BooleanPrefRecommender

This should fail with:

$ sbt "run-main BooleanPrefRecommender grouplens/ml-100k/ua.base"

java.lang.IllegalArgumentException: DataModel doesn't have preference values
	at com.google.common.base.Preconditions.checkArgument(Preconditions.java:88)
	at org.apache.mahout.cf.taste.impl.similarity.PearsonCorrelationSimilarity.<init>(PearsonCorrelationSimilarity.java:74)
	at org.apache.mahout.cf.taste.impl.similarity.PearsonCorrelationSimilarity.<init>(PearsonCorrelationSimilarity.java:66)
	at BooleanPrefRecommender$$anon$1.buildRecommender(BooleanPrefRecommender.scala:30)
	at org.apache.mahout.cf.taste.impl.eval.AbstractDifferenceRecommenderEvaluator.evaluate(AbstractDifferenceRecommenderEvaluator.java:124)
	at BooleanPrefRecommender$.main(BooleanPrefRecommender.scala:42)
	at BooleanPrefRecommender.main(BooleanPrefRecommender.scala)
	at sun.reflect.NativeMethodAccessorImpl.invoke0(Native Method)
	at sun.reflect.NativeMethodAccessorImpl.invoke(NativeMethodAccessorImpl.java:57)
	at sun.reflect.DelegatingMethodAccessorImpl.invoke(DelegatingMethodAccessorImpl.java:43)
	at java.lang.reflect.Method.invoke(Method.java:606)

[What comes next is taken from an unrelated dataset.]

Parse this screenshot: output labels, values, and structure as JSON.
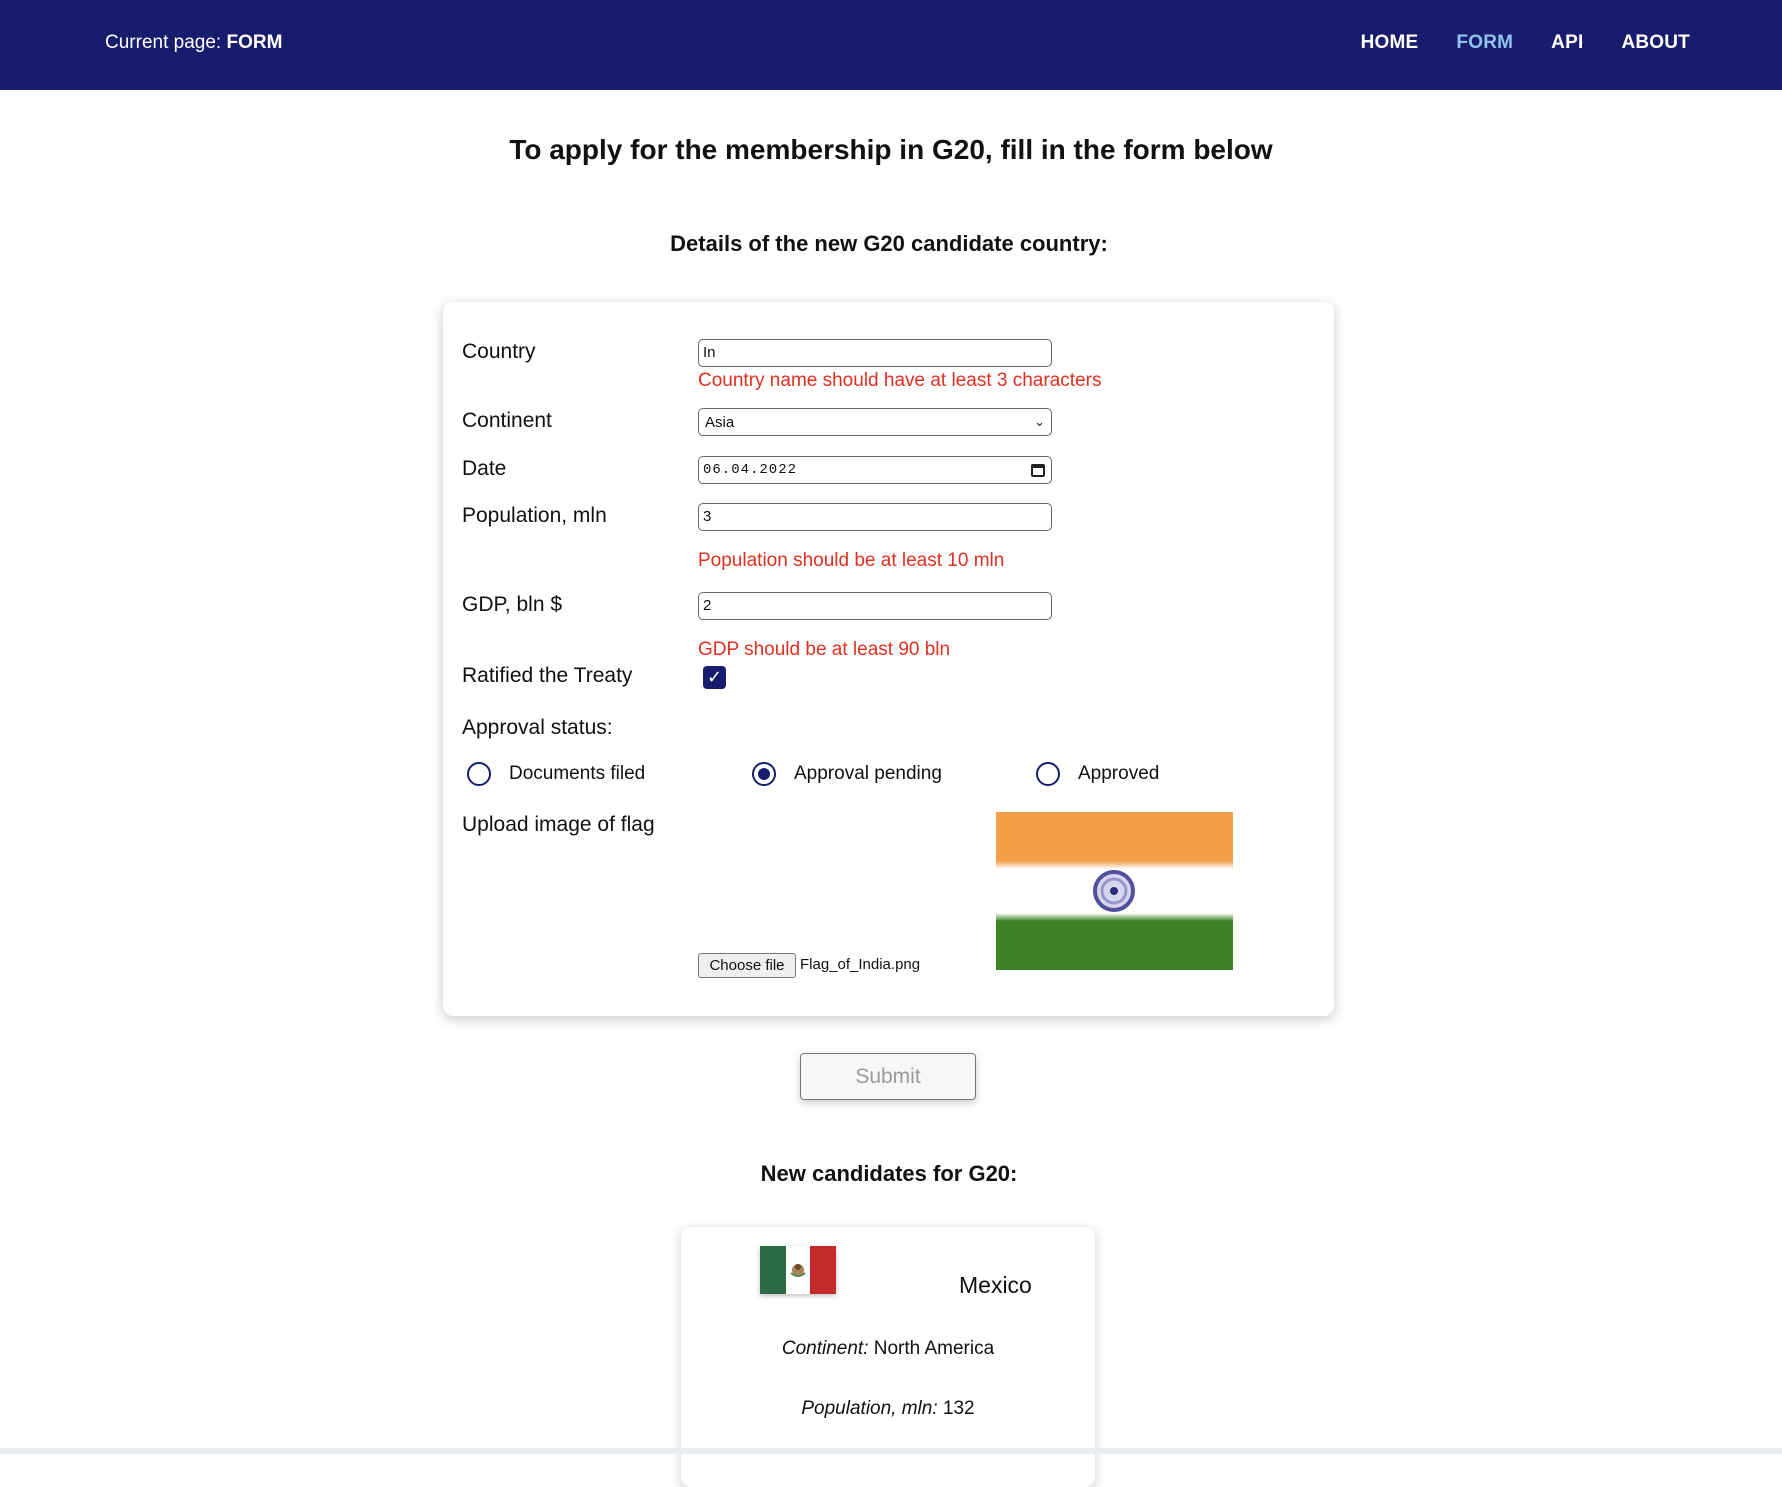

Replace PearsonCorrelationSimilarity with TanimotoCoefficientSimilarity like this:

val similarity = new TanimotoCoefficientSimilarity(model)
// add IR stats evaluator as well
{
  val evaluator = new GenericRecommenderIRStatsEvaluator()
  val stats = evaluator.evaluate(
    recommenderBuilder, modelBuilder, model, null, 10,
    GenericRecommenderIRStatsEvaluator.CHOOSE_THRESHOLD, 1.0)
  println(stats.getPrecision())
  println(stats.getRecall())
}

Now run it again, and it gives difference of 0 and precision and recall values

$ sbt "run-main BooleanPrefRecommender grouplens/ml-100k/ua.base"
Generic user based recommender
Score: 0.0
Precision/Recall: (0.2674443266171791,0.2674443266171791)
Boolean pref user based recommender
Precision/Recall: (0.23669141039236477,0.23669141039236477)